She put out her shaking hand and touched his sleeve, watching his face as if something in it awed her.

"You loved him?" She whispered it. But Robin heard.

"I did not know I had loved anything—but I suppose that has been it. His physical perfection attracted me at first—his extraordinary contrast to Henry. It was mere pride in him as an heir and successor. Afterwards it was a beautiful look his young blue eyes had. Beautiful seems an unmasculine word for such a masculine lad, but no other word expresses it. It was a sort of valiant brightness and joy in living and being friends with the world. I saw it every time he came to talk to me. I wished he were my son. I even tried to think of him as my son." He uttered a curious low sound like a sudden groan, "My son has been killed."


When he was about to leave the house and stood in the candle-lighted hall he was thinking of many dark things which passed unformedly through his mind and made him move slowly. He was slow in his movements as the elderly maid servant assisted him to put on his overcoat, and he was as slowly drawing on his gloves when his eyes—slow also—travelled up the staircase and stopped at the first landing, where he seemed to see an indefinite heap of something lying.

"Am I mistaken or is—something—lying on the landing?" he said to the woman.

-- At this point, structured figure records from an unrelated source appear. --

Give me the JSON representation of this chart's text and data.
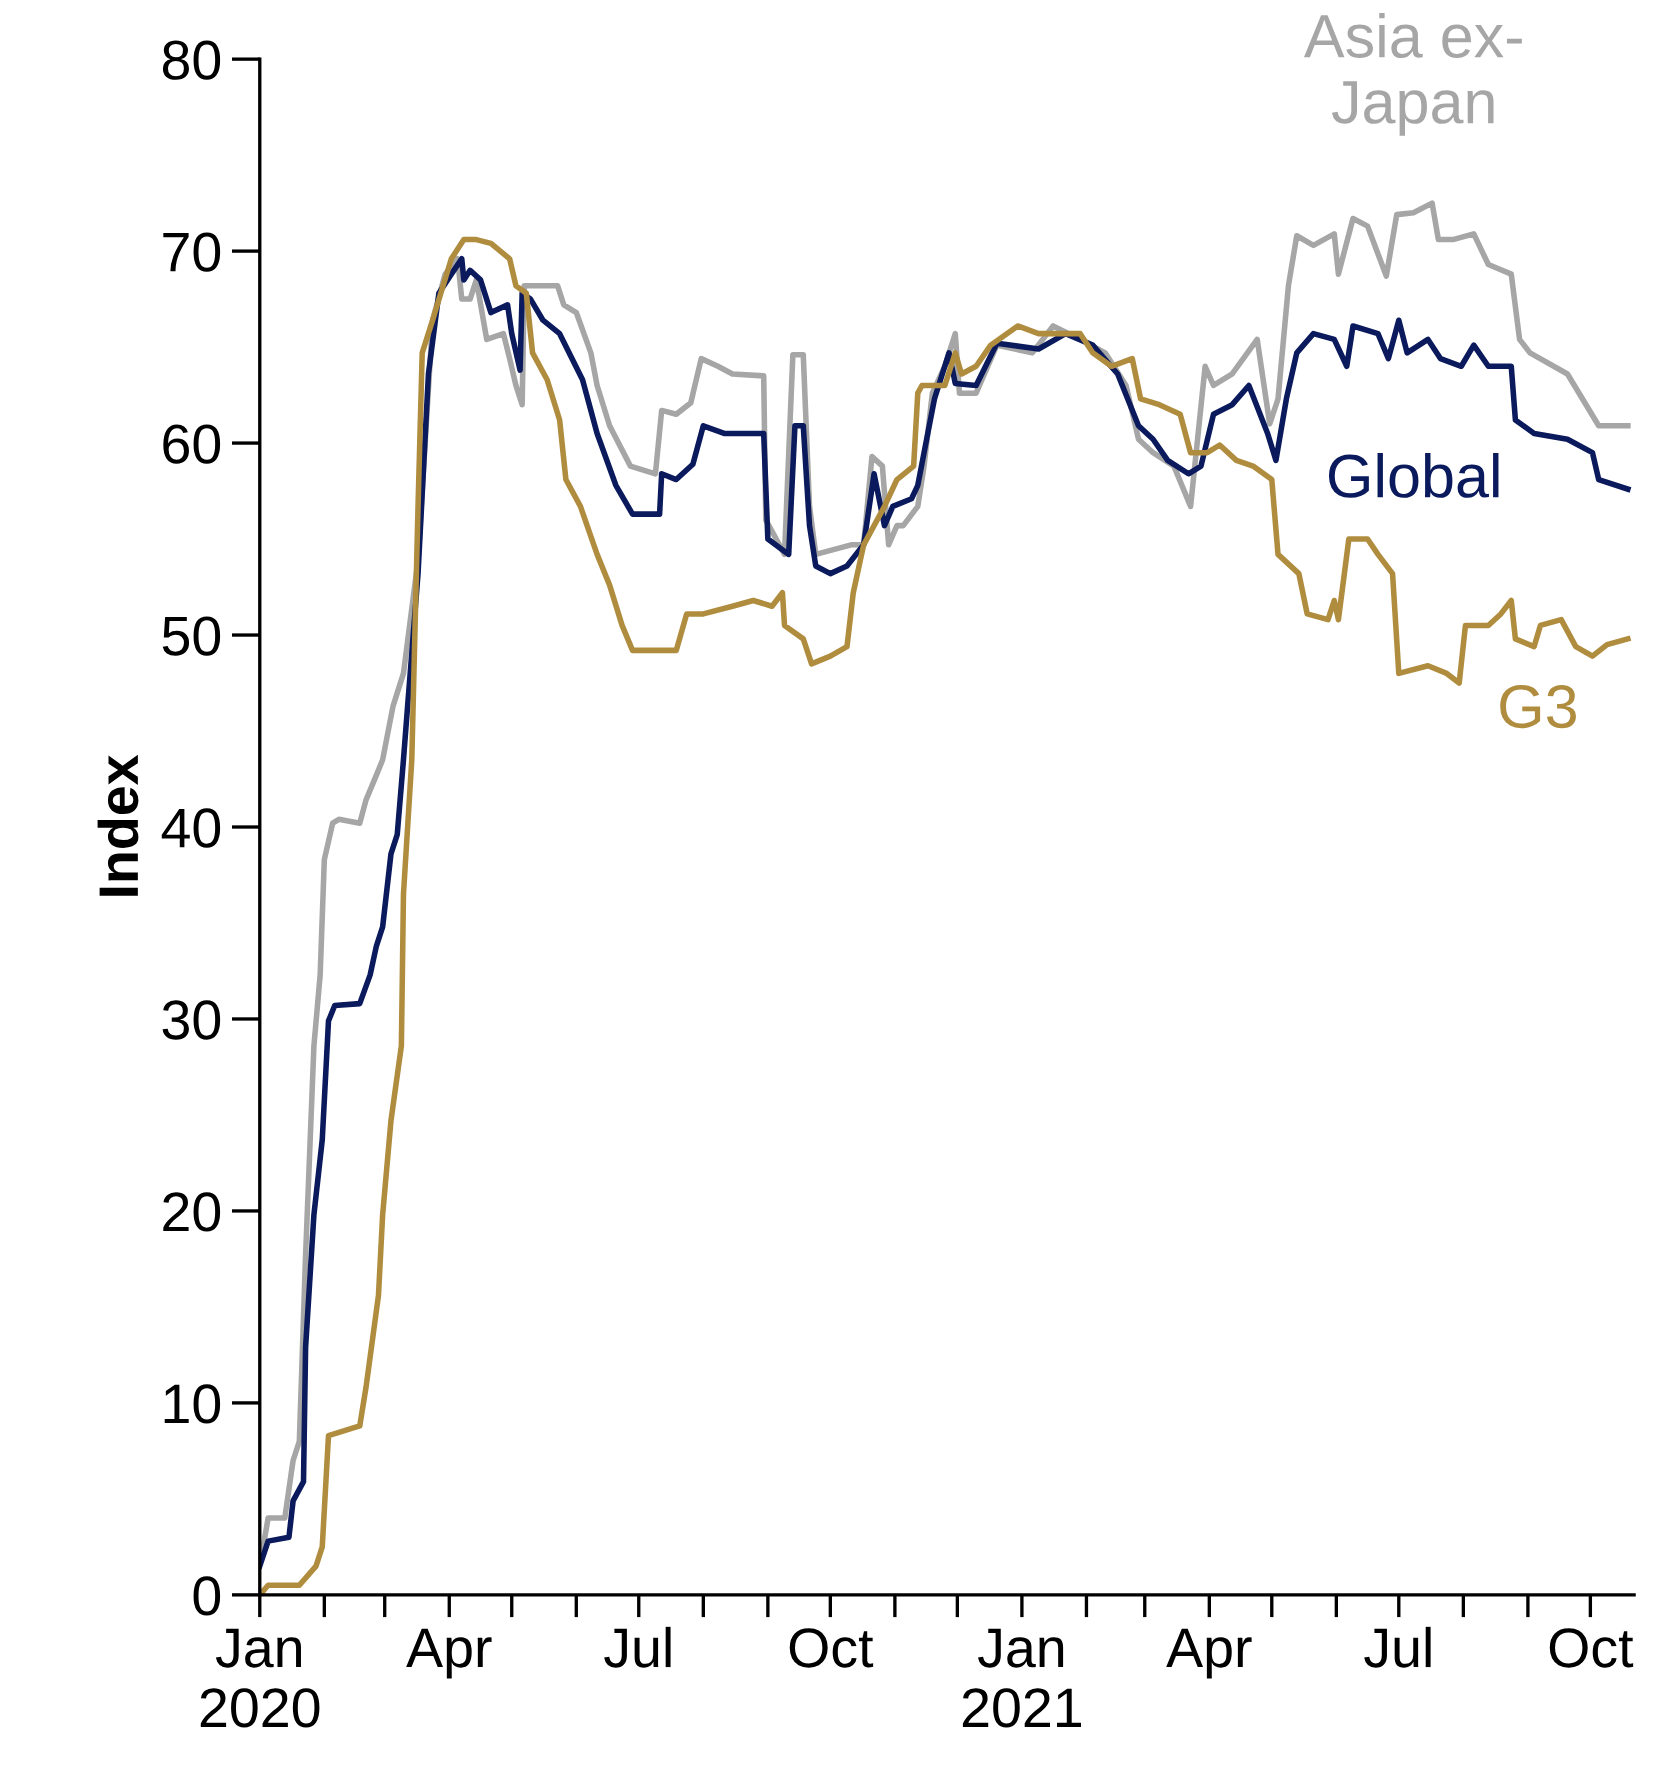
{
  "chart_data": {
    "type": "line",
    "ylabel": "Index",
    "xlim": [
      "2020-01-01",
      "2021-10-22"
    ],
    "ylim": [
      0,
      80
    ],
    "yticks": [
      0,
      10,
      20,
      30,
      40,
      50,
      60,
      70,
      80
    ],
    "xticks": [
      {
        "value": "2020-01-01",
        "label": "Jan\n2020"
      },
      {
        "value": "2020-02-01",
        "label": null
      },
      {
        "value": "2020-03-01",
        "label": null
      },
      {
        "value": "2020-04-01",
        "label": "Apr"
      },
      {
        "value": "2020-05-01",
        "label": null
      },
      {
        "value": "2020-06-01",
        "label": null
      },
      {
        "value": "2020-07-01",
        "label": "Jul"
      },
      {
        "value": "2020-08-01",
        "label": null
      },
      {
        "value": "2020-09-01",
        "label": null
      },
      {
        "value": "2020-10-01",
        "label": "Oct"
      },
      {
        "value": "2020-11-01",
        "label": null
      },
      {
        "value": "2020-12-01",
        "label": null
      },
      {
        "value": "2021-01-01",
        "label": "Jan\n2021"
      },
      {
        "value": "2021-02-01",
        "label": null
      },
      {
        "value": "2021-03-01",
        "label": null
      },
      {
        "value": "2021-04-01",
        "label": "Apr"
      },
      {
        "value": "2021-05-01",
        "label": null
      },
      {
        "value": "2021-06-01",
        "label": null
      },
      {
        "value": "2021-07-01",
        "label": "Jul"
      },
      {
        "value": "2021-08-01",
        "label": null
      },
      {
        "value": "2021-09-01",
        "label": null
      },
      {
        "value": "2021-10-01",
        "label": "Oct"
      }
    ],
    "grid": false,
    "legend": false,
    "marker": "none",
    "line_style": "solid",
    "series": [
      {
        "name": "Asia ex-\nJapan",
        "color": "#a6a6a6",
        "x": [
          "2020-01-02",
          "2020-01-05",
          "2020-01-13",
          "2020-01-17",
          "2020-01-20",
          "2020-01-23",
          "2020-01-27",
          "2020-01-30",
          "2020-02-01",
          "2020-02-05",
          "2020-02-08",
          "2020-02-18",
          "2020-02-21",
          "2020-02-26",
          "2020-02-29",
          "2020-03-05",
          "2020-03-10",
          "2020-03-17",
          "2020-03-24",
          "2020-03-30",
          "2020-04-05",
          "2020-04-07",
          "2020-04-11",
          "2020-04-14",
          "2020-04-19",
          "2020-04-27",
          "2020-04-30",
          "2020-05-03",
          "2020-05-06",
          "2020-05-07",
          "2020-05-13",
          "2020-05-23",
          "2020-05-26",
          "2020-06-01",
          "2020-06-08",
          "2020-06-11",
          "2020-06-17",
          "2020-06-27",
          "2020-07-09",
          "2020-07-12",
          "2020-07-19",
          "2020-07-26",
          "2020-07-31",
          "2020-08-08",
          "2020-08-15",
          "2020-08-30",
          "2020-08-31",
          "2020-09-09",
          "2020-09-13",
          "2020-09-18",
          "2020-09-21",
          "2020-09-24",
          "2020-10-11",
          "2020-10-17",
          "2020-10-21",
          "2020-10-26",
          "2020-10-29",
          "2020-11-02",
          "2020-11-05",
          "2020-11-12",
          "2020-11-15",
          "2020-11-19",
          "2020-11-25",
          "2020-11-30",
          "2020-12-02",
          "2020-12-10",
          "2020-12-20",
          "2021-01-06",
          "2021-01-16",
          "2021-01-29",
          "2021-02-10",
          "2021-02-20",
          "2021-02-26",
          "2021-03-05",
          "2021-03-15",
          "2021-03-23",
          "2021-03-30",
          "2021-04-03",
          "2021-04-12",
          "2021-04-24",
          "2021-04-30",
          "2021-05-04",
          "2021-05-09",
          "2021-05-13",
          "2021-05-21",
          "2021-05-31",
          "2021-06-02",
          "2021-06-09",
          "2021-06-16",
          "2021-06-25",
          "2021-06-30",
          "2021-07-08",
          "2021-07-17",
          "2021-07-20",
          "2021-07-27",
          "2021-08-06",
          "2021-08-13",
          "2021-08-24",
          "2021-08-28",
          "2021-09-02",
          "2021-09-20",
          "2021-10-05",
          "2021-10-19"
        ],
        "values": [
          2.1,
          4.0,
          4.0,
          7.0,
          8.0,
          17.7,
          28.6,
          32.3,
          38.3,
          40.2,
          40.4,
          40.2,
          41.4,
          42.7,
          43.5,
          46.3,
          48.0,
          53.9,
          66.4,
          68.8,
          69.6,
          67.5,
          67.5,
          68.5,
          65.4,
          65.7,
          64.4,
          63.0,
          62.0,
          68.2,
          68.2,
          68.2,
          67.2,
          66.8,
          64.7,
          63.0,
          60.9,
          58.8,
          58.4,
          61.7,
          61.5,
          62.1,
          64.4,
          64.0,
          63.6,
          63.5,
          56.0,
          54.2,
          64.6,
          64.6,
          56.7,
          54.2,
          54.7,
          54.7,
          59.3,
          58.8,
          54.7,
          55.7,
          55.7,
          56.7,
          58.8,
          62.6,
          64.0,
          65.7,
          62.6,
          62.6,
          65.1,
          64.7,
          66.1,
          65.4,
          64.7,
          63.0,
          60.2,
          59.5,
          58.8,
          56.7,
          64.0,
          63.0,
          63.6,
          65.4,
          61.0,
          62.3,
          68.2,
          70.8,
          70.3,
          70.9,
          68.8,
          71.7,
          71.3,
          68.7,
          71.9,
          72.0,
          72.5,
          70.6,
          70.6,
          70.9,
          69.3,
          68.8,
          65.4,
          64.7,
          63.6,
          60.9,
          60.9
        ]
      },
      {
        "name": "Global",
        "color": "#0a1a5c",
        "x": [
          "2020-01-01",
          "2020-01-05",
          "2020-01-15",
          "2020-01-17",
          "2020-01-22",
          "2020-01-23",
          "2020-01-27",
          "2020-01-31",
          "2020-02-03",
          "2020-02-06",
          "2020-02-18",
          "2020-02-23",
          "2020-02-26",
          "2020-02-29",
          "2020-03-04",
          "2020-03-07",
          "2020-03-10",
          "2020-03-12",
          "2020-03-17",
          "2020-03-22",
          "2020-03-27",
          "2020-04-02",
          "2020-04-07",
          "2020-04-08",
          "2020-04-11",
          "2020-04-16",
          "2020-04-21",
          "2020-04-29",
          "2020-05-01",
          "2020-05-05",
          "2020-05-06",
          "2020-05-10",
          "2020-05-16",
          "2020-05-24",
          "2020-06-04",
          "2020-06-11",
          "2020-06-20",
          "2020-06-28",
          "2020-07-11",
          "2020-07-12",
          "2020-07-19",
          "2020-07-27",
          "2020-08-01",
          "2020-08-11",
          "2020-08-30",
          "2020-09-01",
          "2020-09-11",
          "2020-09-14",
          "2020-09-18",
          "2020-09-21",
          "2020-09-24",
          "2020-10-01",
          "2020-10-09",
          "2020-10-17",
          "2020-10-22",
          "2020-10-27",
          "2020-10-31",
          "2020-11-09",
          "2020-11-12",
          "2020-11-15",
          "2020-11-20",
          "2020-11-27",
          "2020-11-30",
          "2020-12-10",
          "2020-12-20",
          "2021-01-09",
          "2021-01-22",
          "2021-02-04",
          "2021-02-16",
          "2021-02-26",
          "2021-03-05",
          "2021-03-12",
          "2021-03-22",
          "2021-03-28",
          "2021-04-03",
          "2021-04-12",
          "2021-04-20",
          "2021-04-29",
          "2021-05-03",
          "2021-05-08",
          "2021-05-13",
          "2021-05-21",
          "2021-05-31",
          "2021-06-06",
          "2021-06-09",
          "2021-06-21",
          "2021-06-26",
          "2021-07-01",
          "2021-07-05",
          "2021-07-15",
          "2021-07-21",
          "2021-07-31",
          "2021-08-06",
          "2021-08-13",
          "2021-08-24",
          "2021-08-26",
          "2021-09-04",
          "2021-09-20",
          "2021-10-02",
          "2021-10-05",
          "2021-10-19"
        ],
        "values": [
          1.5,
          2.8,
          3.0,
          4.9,
          5.9,
          12.9,
          19.8,
          23.7,
          29.9,
          30.7,
          30.8,
          32.3,
          33.8,
          34.8,
          38.6,
          39.6,
          43.5,
          46.3,
          53.2,
          63.6,
          67.8,
          68.8,
          69.6,
          68.5,
          69.0,
          68.5,
          66.8,
          67.2,
          65.7,
          63.8,
          67.8,
          67.5,
          66.4,
          65.7,
          63.3,
          60.5,
          57.8,
          56.3,
          56.3,
          58.4,
          58.1,
          58.9,
          60.9,
          60.5,
          60.5,
          55.0,
          54.2,
          60.9,
          60.9,
          55.7,
          53.6,
          53.2,
          53.6,
          54.7,
          58.4,
          55.7,
          56.7,
          57.1,
          57.8,
          59.5,
          62.3,
          64.7,
          63.1,
          63.0,
          65.2,
          64.9,
          65.7,
          65.1,
          63.6,
          60.9,
          60.2,
          59.1,
          58.4,
          58.8,
          61.5,
          62.0,
          63.0,
          60.5,
          59.1,
          62.3,
          64.7,
          65.7,
          65.4,
          64.0,
          66.1,
          65.7,
          64.4,
          66.4,
          64.7,
          65.4,
          64.4,
          64.0,
          65.1,
          64.0,
          64.0,
          61.2,
          60.5,
          60.2,
          59.5,
          58.1,
          57.6
        ]
      },
      {
        "name": "G3",
        "color": "#b08d3e",
        "x": [
          "2020-01-01",
          "2020-01-05",
          "2020-01-20",
          "2020-01-28",
          "2020-01-31",
          "2020-02-03",
          "2020-02-18",
          "2020-02-21",
          "2020-02-25",
          "2020-02-27",
          "2020-02-29",
          "2020-03-04",
          "2020-03-09",
          "2020-03-10",
          "2020-03-14",
          "2020-03-17",
          "2020-03-19",
          "2020-03-24",
          "2020-04-02",
          "2020-04-08",
          "2020-04-14",
          "2020-04-21",
          "2020-04-30",
          "2020-05-03",
          "2020-05-08",
          "2020-05-11",
          "2020-05-18",
          "2020-05-24",
          "2020-05-27",
          "2020-06-03",
          "2020-06-11",
          "2020-06-17",
          "2020-06-23",
          "2020-06-28",
          "2020-07-19",
          "2020-07-24",
          "2020-08-01",
          "2020-08-15",
          "2020-08-25",
          "2020-09-03",
          "2020-09-08",
          "2020-09-09",
          "2020-09-18",
          "2020-09-22",
          "2020-10-01",
          "2020-10-09",
          "2020-10-12",
          "2020-10-17",
          "2020-10-27",
          "2020-11-02",
          "2020-11-10",
          "2020-11-12",
          "2020-11-14",
          "2020-11-25",
          "2020-11-30",
          "2020-12-03",
          "2020-12-10",
          "2020-12-17",
          "2020-12-30",
          "2021-01-09",
          "2021-01-29",
          "2021-02-04",
          "2021-02-13",
          "2021-02-23",
          "2021-02-27",
          "2021-03-08",
          "2021-03-18",
          "2021-03-23",
          "2021-03-31",
          "2021-04-06",
          "2021-04-14",
          "2021-04-22",
          "2021-05-01",
          "2021-05-04",
          "2021-05-14",
          "2021-05-18",
          "2021-05-28",
          "2021-05-31",
          "2021-06-02",
          "2021-06-07",
          "2021-06-16",
          "2021-06-21",
          "2021-06-28",
          "2021-07-01",
          "2021-07-15",
          "2021-07-24",
          "2021-07-30",
          "2021-08-02",
          "2021-08-13",
          "2021-08-19",
          "2021-08-24",
          "2021-08-26",
          "2021-09-04",
          "2021-09-07",
          "2021-09-17",
          "2021-09-24",
          "2021-10-02",
          "2021-10-09",
          "2021-10-19"
        ],
        "values": [
          0,
          0.5,
          0.5,
          1.5,
          2.5,
          8.3,
          8.8,
          10.8,
          14.0,
          15.6,
          19.8,
          24.7,
          28.6,
          36.5,
          43.5,
          56.7,
          64.7,
          66.4,
          69.6,
          70.6,
          70.6,
          70.4,
          69.6,
          68.2,
          67.8,
          64.7,
          63.3,
          61.2,
          58.1,
          56.7,
          54.2,
          52.6,
          50.5,
          49.2,
          49.2,
          51.1,
          51.1,
          51.5,
          51.8,
          51.5,
          52.2,
          50.5,
          49.8,
          48.5,
          48.9,
          49.4,
          52.2,
          54.7,
          56.7,
          58.1,
          58.8,
          62.6,
          63.0,
          63.0,
          64.7,
          63.6,
          64.0,
          65.1,
          66.1,
          65.7,
          65.7,
          64.7,
          64.0,
          64.4,
          62.3,
          62.0,
          61.5,
          59.5,
          59.5,
          59.9,
          59.1,
          58.8,
          58.1,
          54.2,
          53.2,
          51.1,
          50.8,
          51.8,
          50.8,
          55.0,
          55.0,
          54.2,
          53.2,
          48.0,
          48.4,
          48.0,
          47.5,
          50.5,
          50.5,
          51.1,
          51.8,
          49.8,
          49.4,
          50.5,
          50.8,
          49.4,
          48.9,
          49.5,
          49.8
        ]
      }
    ]
  }
}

The fact that he was impelled to make the inquiry seemed to him part of his abnormal state of mind. What affair of his after all were curiously dropped bundles upon his hostess' staircase? But—

"Please go and look at it," he added, and the woman gave him a troubled look and went up the stairs.

He himself was only a moment behind her. He actually found himself following her as if he were guessing something. When the maid cried out, he vaguely knew what he had been guessing.

"Oh!" the woman gasped, bending down. "It's poor little Miss Lawless! Oh, my lord," wildly after a nearer glance, "She looks as if she was dead!"